Ui, büyük katillere genelde duyulan tehlikeli saygıyı yıkmak amacıyla yazılmış bir kıssa oyunudur. Betimlenen çevre kasıtlı olarak dar tutulmuştur; devlet, sanayiciler, Junkerler (3) ve küçük burjuvalar düzlemiyle sınırlandırılmıştır. İstenilen amaca ulaşmak için bu yeterlidir. Oyun 1930'ların tarihsel durumunun tam bir tasvirini verme iddiasında değildir. Proleterya yoktur, zaten, olduğundan fazla olarak hesaba katılamazdı da, zira bu karmaşada ekstra herhangi bir şey çok fazla olacaktı; bizi, ortaya konan nazik sorundan uzaklaştıracaktı. İşsizliği dikkate almadan proleteryaya nasıl daha fazla önem verilebilirdi ve [Nazi] istihdam programı, benzer şekilde politik partiler ve onların iktidardan çekilmeleri de ele alınmadan bu nasıl yapılabilirdi? Biri diğerini gerektirecek sonuç niyet edilen şeyi yapmayı başaramayan devasa bir eser olacaktı.

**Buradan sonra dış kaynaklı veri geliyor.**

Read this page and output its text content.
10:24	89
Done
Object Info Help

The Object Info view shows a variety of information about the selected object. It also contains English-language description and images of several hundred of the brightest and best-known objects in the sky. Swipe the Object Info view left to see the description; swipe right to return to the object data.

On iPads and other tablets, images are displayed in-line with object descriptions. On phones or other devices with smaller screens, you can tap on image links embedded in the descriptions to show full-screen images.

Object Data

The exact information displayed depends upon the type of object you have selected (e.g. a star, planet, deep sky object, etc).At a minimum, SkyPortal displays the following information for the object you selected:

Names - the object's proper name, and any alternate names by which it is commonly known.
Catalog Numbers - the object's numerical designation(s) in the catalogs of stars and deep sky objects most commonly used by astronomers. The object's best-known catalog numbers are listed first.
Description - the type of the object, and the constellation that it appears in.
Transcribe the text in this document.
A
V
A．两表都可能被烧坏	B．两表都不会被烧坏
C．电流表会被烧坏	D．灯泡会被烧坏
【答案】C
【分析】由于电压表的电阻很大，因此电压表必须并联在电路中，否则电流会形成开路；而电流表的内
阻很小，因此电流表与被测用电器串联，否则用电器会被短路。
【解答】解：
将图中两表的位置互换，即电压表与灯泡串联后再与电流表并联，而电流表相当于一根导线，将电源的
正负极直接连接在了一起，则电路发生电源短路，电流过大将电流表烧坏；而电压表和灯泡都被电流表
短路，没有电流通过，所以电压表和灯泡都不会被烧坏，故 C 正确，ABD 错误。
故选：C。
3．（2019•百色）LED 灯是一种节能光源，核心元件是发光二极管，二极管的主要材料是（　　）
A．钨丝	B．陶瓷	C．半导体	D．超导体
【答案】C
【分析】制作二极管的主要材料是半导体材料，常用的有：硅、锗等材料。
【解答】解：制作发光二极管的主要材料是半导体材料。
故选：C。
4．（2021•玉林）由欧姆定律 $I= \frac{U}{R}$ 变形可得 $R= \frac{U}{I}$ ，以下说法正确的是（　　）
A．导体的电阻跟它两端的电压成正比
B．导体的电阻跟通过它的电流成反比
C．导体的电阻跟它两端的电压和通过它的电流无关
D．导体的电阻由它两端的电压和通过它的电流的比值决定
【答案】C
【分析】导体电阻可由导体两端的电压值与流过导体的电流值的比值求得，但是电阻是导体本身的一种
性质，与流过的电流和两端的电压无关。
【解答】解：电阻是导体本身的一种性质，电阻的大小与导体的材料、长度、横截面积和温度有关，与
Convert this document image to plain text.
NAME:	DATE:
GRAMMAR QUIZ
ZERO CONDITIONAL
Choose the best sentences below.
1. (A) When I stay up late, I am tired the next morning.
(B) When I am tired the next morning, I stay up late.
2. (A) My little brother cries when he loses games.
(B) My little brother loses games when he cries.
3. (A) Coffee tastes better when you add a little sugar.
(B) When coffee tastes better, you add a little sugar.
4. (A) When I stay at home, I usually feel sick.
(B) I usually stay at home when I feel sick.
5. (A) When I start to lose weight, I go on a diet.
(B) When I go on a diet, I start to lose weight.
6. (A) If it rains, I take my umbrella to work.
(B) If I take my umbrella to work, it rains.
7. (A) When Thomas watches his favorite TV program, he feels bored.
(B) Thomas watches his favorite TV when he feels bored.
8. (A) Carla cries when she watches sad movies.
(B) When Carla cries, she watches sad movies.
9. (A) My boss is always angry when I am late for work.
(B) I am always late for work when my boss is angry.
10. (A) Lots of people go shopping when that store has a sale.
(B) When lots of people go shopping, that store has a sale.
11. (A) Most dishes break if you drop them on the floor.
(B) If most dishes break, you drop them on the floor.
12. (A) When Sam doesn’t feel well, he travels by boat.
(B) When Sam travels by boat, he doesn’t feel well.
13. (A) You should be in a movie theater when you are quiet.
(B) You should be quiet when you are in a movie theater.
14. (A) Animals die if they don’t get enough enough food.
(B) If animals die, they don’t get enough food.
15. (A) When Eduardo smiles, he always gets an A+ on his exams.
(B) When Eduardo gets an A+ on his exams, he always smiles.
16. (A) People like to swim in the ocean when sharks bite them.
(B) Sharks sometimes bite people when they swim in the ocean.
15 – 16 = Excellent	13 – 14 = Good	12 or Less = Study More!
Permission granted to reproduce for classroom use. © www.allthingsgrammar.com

Yansılanan metinler -K.'nın oyundan olup bitenin genel bir tasvirini vermesini beklemesinin bir nedeni olarak kabul ettiği metinler- bana, bir seçicilik, bir dikiz gösterisi öğesini vurgular gibi geliyor.

Sanayicilerin tümü krizden aynı derecede zarar görmüş gibi görünürler, halbuki güçlünün zayıfı alt etmesi gerekirdi. (Ama bu, bizi gereğinden fazla ayrıntının içine sokacak ve bir kıssanın meşru olarak atlayabileceği bir başka nokta olabilir.) 9. sahnedeki (bizim temsilde 8. sahne) savunma avukatının, depo yangını felaketinin, muhtemelen bir başka bakışa ihtiyacı vardır. Şu anda avukatın itirazları sadece bir tür 'meslek onuru'nu savunmak için tasarlanmış gibi görünüyor. Seyirciler, bu anlama gelsin ya da gelmesin, tabii ki onu Dimitroff olarak görmek isteyeceklerdir.

Röhm'ün hayaletinin görünmesine gelince, Kusche'nin haklı olduğunu düşünüyorum. ('Şimdiki haliyle metin sarhoş bir Nazi serserisini bir şehit gibi gösteriyor!') [...]

Oyun, 1941'de yazılmış ve bir 1941 prodüksiyonu olarak düşünülmüştü (...) (4)

Sonraki Metinler (5)
1. Başka Bir Tiyatrodaki Bir Pilot Prodüksiyondan Alınan Dersler.

Sahne 1 (1a)
Tröst üyeleri Amerikan filmlerinden tanıdığımız gangsterlerin tavırlarını ve kostümlerini sergilerler; iki renkli takım elbiseler, çeşit çeşit şapkalar, yara izleri, vb... Bu, öykü için esasa dair sahip olan noktayı, yani burada karşımızdakilerin "Nuh'un gemisinden beri" ticaretin içinde olan gedikli iş adamları olduğu noktasını gözden kaçırır. Bu tröst üyeleri sonradan görmelere, vurgunculara çok daha fazla benzerler, bu yüzden mazbut saygınlık öğesi -burjuva öğesi- kaybolmuştur. Sonuç olarak, Ui'yle sonradan yaptıkları ittifakın dikkate değer olması şöyle dursun, doğal görünür. Gangsterler kendi türlerini arayıp bulurlar: Açıkça ebedi düşmanı olarak damgaladığı bir şeye -örgütlü suça- dönüşen burjuva devletin değil.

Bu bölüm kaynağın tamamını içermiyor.